Tensorflow, Keras, Pytorch, Theano/Aesara, etc,...
Tensorflow installation and configuration
These libraries (see title) enable deeplearning. Deep learning usually means application of (convolutional)-neural-nets.
- Tensorflow is deeplearning toolkit originally from Google and very powerful but can be tricky to set up.
- PyTorch is originally from Facebook and a little easier to use and good for quick prototyping (Tesla uses it in production).
- Theano is a Python deeplearning library that is good for teaching and development and gaining a better understanding. Development is continued in a fork named Aesara
- Keras is a Python library that serves as a API on top of Tensorflow.
- CUDA is the low-level library that enables the use of NVidia GPU for data-science applications.
A more extensive explanation of the above mentioned tools can be found on Wikipedia. Below we describe how to install Tensorflow and CUDA. We originally chose to employ Pop!_OS as our operating system because it support data-science applications and libraries so well.
NB: we will only install tensorman (Tensorflow manager) and CUDA libraries.
In essence we will follow the instructions as given by System76 the creator of Pop!_OS:
https://support.system76.com/articles/cuda/
https://support.system76.com/articles/tensorman/
apt install system76-cuda-latest
This command can potentially pull in a lot of packages (2GB) so be patient. Subsequently install the following (latest if you can) package.
apt install system76-cudnn-11.1
The latter package may pull in a similar amount depending on the version of 'latest'. If they are the same it will be limited, if the cdnn is running behind it can be substantial.
For switching between version (if mutiple are installed) use this:
update-alternatives --config cuda nvcc -V
To get going with Tensorflow we install tensorman (the Tensorflow manager)
apt install tensorman
For NVIDIA CUDA support, the following package must also be installed:
apt install nvidia-container-runtime
Users that work with tensorman need to be in the docker group. Edit the /etc/group file and add the user names to the docker group entry:
docker:x:998:jan,denise,romario,bas,stan,gertjan
Don't forget to run grpconv to effectuate the additions!
All the above should satisfy that which is needed on a system level. Depending on what you want to do how you want to use it you may need to install tensorflow or keras related conda packages.
For more detailed information check out the PDF file attached here.
(base) jan@liszt:~$ nvidia-smi
Fri May 28 21:16:05 2021
+-----------------------------------------------------------------------------+
| NVIDIA-SMI 460.73.01 Driver Version: 460.73.01 CUDA Version: 11.2 |
|-------------------------------+----------------------+----------------------+
| GPU Name Persistence-M| Bus-Id Disp.A | Volatile Uncorr. ECC |
| Fan Temp Perf Pwr:Usage/Cap| Memory-Usage | GPU-Util Compute M. |
| | | MIG M. |
|===============================+======================+======================|
| 0 GeForce RTX 2080 Off | 00000000:01:00.0 Off | N/A |
| N/A 32C P8 6W / N/A | 752MiB / 7980MiB | 0% Default |
| | | N/A |
+-------------------------------+----------------------+----------------------+
+-----------------------------------------------------------------------------+
| Processes: |
| GPU GI CI PID Type Process name GPU Memory |
| ID ID Usage |
|=============================================================================|
| 0 N/A N/A 3223 G /usr/lib/xorg/Xorg 167MiB |
| 0 N/A N/A 3436 G /usr/bin/gnome-shell 12MiB |
| 0 N/A N/A 694607 C /usr/bin/python3 193MiB |
| 0 N/A N/A 694761 C /usr/bin/python3 375MiB |
+-----------------------------------------------------------------------------+
Notes
As the system 76 tensorman webpage already notes the installation and configuration of tensorflow can be a hairy issue.

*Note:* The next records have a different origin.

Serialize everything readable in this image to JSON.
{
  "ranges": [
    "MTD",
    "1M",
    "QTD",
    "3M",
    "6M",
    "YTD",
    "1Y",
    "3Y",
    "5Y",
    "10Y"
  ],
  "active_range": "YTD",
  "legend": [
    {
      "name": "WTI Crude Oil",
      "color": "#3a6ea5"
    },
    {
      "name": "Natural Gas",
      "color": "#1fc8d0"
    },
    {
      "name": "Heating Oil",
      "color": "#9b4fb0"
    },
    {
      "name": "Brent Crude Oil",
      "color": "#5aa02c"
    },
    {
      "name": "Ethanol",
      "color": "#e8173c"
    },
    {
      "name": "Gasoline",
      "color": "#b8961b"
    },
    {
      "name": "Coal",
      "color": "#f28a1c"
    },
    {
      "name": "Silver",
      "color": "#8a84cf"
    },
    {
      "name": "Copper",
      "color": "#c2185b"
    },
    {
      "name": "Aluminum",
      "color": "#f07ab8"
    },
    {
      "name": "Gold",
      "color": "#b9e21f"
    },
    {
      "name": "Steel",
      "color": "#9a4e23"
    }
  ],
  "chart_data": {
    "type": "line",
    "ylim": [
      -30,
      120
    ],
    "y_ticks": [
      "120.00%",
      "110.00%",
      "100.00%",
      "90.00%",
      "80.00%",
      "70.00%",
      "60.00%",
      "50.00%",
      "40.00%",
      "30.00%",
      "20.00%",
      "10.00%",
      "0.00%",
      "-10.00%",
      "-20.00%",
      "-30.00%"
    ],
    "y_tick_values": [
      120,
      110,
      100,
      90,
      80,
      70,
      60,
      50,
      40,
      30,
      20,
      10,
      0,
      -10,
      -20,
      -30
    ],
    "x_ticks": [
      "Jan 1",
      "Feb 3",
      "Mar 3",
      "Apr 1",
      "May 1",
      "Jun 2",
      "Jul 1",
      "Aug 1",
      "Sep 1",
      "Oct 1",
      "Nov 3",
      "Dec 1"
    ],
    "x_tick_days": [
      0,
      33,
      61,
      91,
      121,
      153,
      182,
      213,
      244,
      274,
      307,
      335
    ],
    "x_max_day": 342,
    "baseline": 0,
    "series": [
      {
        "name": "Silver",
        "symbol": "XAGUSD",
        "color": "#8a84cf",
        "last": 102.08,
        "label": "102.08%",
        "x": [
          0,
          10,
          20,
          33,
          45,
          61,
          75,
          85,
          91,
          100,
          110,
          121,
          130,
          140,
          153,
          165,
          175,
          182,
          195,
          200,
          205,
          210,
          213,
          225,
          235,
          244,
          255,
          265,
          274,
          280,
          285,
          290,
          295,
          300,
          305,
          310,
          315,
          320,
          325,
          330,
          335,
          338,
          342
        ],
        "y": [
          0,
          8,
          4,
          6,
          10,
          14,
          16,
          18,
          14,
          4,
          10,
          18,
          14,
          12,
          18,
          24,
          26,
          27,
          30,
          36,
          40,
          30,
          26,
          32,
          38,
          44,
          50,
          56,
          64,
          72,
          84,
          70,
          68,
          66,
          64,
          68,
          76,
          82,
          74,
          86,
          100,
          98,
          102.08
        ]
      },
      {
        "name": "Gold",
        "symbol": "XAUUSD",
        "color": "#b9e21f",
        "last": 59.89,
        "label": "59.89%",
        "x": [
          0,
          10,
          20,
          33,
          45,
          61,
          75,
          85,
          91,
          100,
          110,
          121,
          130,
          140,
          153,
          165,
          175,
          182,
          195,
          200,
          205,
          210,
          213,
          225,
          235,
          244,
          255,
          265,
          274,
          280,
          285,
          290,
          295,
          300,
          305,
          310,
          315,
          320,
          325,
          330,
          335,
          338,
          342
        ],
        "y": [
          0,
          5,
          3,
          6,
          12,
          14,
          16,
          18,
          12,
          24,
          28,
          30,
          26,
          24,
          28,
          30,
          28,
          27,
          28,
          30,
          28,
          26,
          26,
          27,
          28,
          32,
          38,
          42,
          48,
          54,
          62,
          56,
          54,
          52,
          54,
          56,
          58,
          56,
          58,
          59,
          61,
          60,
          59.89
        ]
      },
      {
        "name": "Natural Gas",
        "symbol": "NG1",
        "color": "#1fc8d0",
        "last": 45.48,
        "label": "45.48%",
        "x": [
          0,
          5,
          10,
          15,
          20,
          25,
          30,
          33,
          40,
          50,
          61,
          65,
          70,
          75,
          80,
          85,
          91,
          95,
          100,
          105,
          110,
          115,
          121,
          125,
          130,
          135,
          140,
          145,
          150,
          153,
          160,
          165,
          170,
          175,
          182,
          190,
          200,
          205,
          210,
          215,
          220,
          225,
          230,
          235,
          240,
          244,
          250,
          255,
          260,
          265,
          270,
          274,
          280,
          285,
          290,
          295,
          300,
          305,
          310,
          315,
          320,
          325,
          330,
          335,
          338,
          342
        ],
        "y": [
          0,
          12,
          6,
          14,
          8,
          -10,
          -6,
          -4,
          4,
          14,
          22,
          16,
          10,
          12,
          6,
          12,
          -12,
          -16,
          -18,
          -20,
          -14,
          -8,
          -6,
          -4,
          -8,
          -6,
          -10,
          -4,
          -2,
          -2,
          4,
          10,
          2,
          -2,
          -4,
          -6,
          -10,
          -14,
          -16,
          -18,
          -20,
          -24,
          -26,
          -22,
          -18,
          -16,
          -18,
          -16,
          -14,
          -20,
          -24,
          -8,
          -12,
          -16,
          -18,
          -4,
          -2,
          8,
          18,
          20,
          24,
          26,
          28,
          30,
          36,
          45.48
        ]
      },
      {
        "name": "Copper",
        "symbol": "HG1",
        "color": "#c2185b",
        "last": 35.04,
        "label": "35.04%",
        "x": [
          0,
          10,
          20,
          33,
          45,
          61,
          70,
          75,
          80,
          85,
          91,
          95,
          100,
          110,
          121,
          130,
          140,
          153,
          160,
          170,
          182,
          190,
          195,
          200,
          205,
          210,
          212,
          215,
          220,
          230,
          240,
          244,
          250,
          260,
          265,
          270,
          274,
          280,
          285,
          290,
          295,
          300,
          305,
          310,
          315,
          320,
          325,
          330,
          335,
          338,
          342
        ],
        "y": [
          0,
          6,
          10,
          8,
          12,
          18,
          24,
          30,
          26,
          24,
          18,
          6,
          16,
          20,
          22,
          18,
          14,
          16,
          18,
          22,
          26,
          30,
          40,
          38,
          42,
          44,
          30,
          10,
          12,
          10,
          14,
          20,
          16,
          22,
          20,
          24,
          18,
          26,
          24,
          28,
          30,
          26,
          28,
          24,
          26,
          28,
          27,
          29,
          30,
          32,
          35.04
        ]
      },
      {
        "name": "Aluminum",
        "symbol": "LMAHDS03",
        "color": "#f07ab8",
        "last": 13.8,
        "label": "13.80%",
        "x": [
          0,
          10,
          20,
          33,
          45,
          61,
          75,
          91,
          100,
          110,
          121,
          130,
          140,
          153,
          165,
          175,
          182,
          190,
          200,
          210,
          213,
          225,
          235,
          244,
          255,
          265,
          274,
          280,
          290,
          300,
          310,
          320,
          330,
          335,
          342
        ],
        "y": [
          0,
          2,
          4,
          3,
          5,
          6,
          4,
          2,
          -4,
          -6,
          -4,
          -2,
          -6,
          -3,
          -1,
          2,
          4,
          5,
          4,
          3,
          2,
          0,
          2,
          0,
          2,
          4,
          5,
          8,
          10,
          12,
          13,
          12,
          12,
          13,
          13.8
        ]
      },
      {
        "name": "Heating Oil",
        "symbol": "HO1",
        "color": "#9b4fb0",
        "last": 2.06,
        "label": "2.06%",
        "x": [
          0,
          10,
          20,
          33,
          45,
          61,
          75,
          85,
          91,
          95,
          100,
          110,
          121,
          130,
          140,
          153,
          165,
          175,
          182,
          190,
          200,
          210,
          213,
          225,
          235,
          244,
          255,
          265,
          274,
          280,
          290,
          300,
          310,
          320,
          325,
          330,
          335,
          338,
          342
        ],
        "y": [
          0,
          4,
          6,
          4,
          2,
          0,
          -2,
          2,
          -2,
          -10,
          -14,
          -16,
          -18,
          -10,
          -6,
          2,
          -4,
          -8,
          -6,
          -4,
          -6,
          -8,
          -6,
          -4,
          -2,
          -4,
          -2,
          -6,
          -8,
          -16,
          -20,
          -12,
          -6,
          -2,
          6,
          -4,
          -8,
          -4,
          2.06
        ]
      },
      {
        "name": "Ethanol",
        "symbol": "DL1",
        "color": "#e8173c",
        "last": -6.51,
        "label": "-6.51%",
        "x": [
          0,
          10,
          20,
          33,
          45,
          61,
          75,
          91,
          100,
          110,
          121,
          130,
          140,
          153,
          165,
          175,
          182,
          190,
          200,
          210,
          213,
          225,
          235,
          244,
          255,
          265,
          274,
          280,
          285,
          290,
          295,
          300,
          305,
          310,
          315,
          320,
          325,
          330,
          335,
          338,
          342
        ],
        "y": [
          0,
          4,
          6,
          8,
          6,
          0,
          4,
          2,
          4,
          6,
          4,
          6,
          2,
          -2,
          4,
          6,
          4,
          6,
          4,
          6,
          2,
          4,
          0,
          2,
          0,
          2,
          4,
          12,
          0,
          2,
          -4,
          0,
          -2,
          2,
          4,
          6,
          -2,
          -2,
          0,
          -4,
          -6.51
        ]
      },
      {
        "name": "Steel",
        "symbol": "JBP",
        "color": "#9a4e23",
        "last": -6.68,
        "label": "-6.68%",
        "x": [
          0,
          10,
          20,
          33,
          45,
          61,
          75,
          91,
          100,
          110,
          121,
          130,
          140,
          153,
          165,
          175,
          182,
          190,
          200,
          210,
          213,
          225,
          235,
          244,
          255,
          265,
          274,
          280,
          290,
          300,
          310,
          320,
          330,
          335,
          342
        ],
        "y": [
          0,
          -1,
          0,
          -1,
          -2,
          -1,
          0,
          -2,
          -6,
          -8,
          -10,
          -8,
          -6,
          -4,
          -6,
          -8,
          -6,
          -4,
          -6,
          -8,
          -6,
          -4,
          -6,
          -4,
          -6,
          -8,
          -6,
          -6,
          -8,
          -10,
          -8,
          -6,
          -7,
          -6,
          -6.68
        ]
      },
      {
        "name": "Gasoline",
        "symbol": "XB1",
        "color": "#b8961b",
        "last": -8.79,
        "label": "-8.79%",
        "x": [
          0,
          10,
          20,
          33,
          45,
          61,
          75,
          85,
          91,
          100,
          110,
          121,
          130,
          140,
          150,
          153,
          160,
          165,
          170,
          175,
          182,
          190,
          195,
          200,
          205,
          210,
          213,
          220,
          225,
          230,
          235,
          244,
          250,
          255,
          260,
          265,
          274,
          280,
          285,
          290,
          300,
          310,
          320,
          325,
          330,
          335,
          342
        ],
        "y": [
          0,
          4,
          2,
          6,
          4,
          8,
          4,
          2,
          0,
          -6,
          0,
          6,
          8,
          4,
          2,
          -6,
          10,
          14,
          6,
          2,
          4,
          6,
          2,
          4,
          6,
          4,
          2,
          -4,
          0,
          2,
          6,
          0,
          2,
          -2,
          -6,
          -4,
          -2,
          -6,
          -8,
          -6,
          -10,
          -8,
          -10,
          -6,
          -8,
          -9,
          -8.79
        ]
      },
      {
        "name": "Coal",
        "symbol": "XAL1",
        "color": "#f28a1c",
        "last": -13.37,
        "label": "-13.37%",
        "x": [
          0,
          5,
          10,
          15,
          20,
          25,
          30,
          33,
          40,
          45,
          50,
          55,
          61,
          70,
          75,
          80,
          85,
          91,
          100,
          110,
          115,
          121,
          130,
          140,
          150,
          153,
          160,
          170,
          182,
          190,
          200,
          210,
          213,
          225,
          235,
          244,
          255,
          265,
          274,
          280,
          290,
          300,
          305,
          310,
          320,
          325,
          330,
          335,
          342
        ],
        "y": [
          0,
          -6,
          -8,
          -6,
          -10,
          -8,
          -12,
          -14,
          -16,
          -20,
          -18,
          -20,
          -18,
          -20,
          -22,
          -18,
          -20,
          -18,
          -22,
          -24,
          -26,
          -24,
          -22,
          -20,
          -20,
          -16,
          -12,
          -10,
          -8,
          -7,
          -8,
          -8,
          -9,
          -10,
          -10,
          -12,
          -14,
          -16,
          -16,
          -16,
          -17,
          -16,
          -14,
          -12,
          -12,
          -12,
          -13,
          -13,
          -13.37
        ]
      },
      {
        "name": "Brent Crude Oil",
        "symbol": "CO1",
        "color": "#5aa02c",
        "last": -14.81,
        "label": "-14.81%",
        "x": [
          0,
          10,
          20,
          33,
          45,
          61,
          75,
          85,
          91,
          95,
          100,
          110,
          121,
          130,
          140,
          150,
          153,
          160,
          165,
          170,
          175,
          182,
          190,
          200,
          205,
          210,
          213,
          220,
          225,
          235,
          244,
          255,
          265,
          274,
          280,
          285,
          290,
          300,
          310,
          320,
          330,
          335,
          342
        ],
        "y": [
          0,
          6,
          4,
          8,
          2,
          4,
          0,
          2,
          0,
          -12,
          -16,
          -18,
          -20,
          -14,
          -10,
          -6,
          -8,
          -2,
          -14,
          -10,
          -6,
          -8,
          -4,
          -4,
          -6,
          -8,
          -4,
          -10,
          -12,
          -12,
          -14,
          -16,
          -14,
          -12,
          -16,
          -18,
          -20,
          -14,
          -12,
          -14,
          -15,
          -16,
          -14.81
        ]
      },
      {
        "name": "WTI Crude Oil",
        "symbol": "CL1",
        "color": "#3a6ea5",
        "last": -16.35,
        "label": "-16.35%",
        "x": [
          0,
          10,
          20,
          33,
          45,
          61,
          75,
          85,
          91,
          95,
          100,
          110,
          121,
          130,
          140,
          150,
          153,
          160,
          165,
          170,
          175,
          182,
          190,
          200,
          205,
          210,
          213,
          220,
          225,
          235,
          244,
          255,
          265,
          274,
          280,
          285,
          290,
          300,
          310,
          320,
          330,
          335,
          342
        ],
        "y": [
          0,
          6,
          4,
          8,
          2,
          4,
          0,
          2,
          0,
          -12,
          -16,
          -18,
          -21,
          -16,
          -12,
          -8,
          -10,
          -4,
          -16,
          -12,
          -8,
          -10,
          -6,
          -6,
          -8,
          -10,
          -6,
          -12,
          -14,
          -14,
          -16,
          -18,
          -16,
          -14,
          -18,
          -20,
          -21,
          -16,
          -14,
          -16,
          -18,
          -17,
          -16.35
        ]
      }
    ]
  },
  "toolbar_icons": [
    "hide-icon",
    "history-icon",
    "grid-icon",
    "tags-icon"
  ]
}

Of course there are multiple instructables and youtube clips available that help but very few offer a sustainable solution. With a sustainable solution I mean a solution which will survive update, is compatible with the environment and can be safely update/upgraded. The tensorflow docker container offer this solution and tensorman is the tool to manage it. The documentation supplied is a bit scarce and often does not address specific but not uncommon use cases. Searching the web you will find various post and solutions. The current use should know that if you load tensorflow in jupyter it does not mean your code is executing on the GPU! To have code executing on the GPU using tensorflow one can use tensorman to execute it (by hand). The best solution however is to create a customised tensorflow docker container that also has Jupyter (notebook/lab) and will be able to run your code per default on the GPU.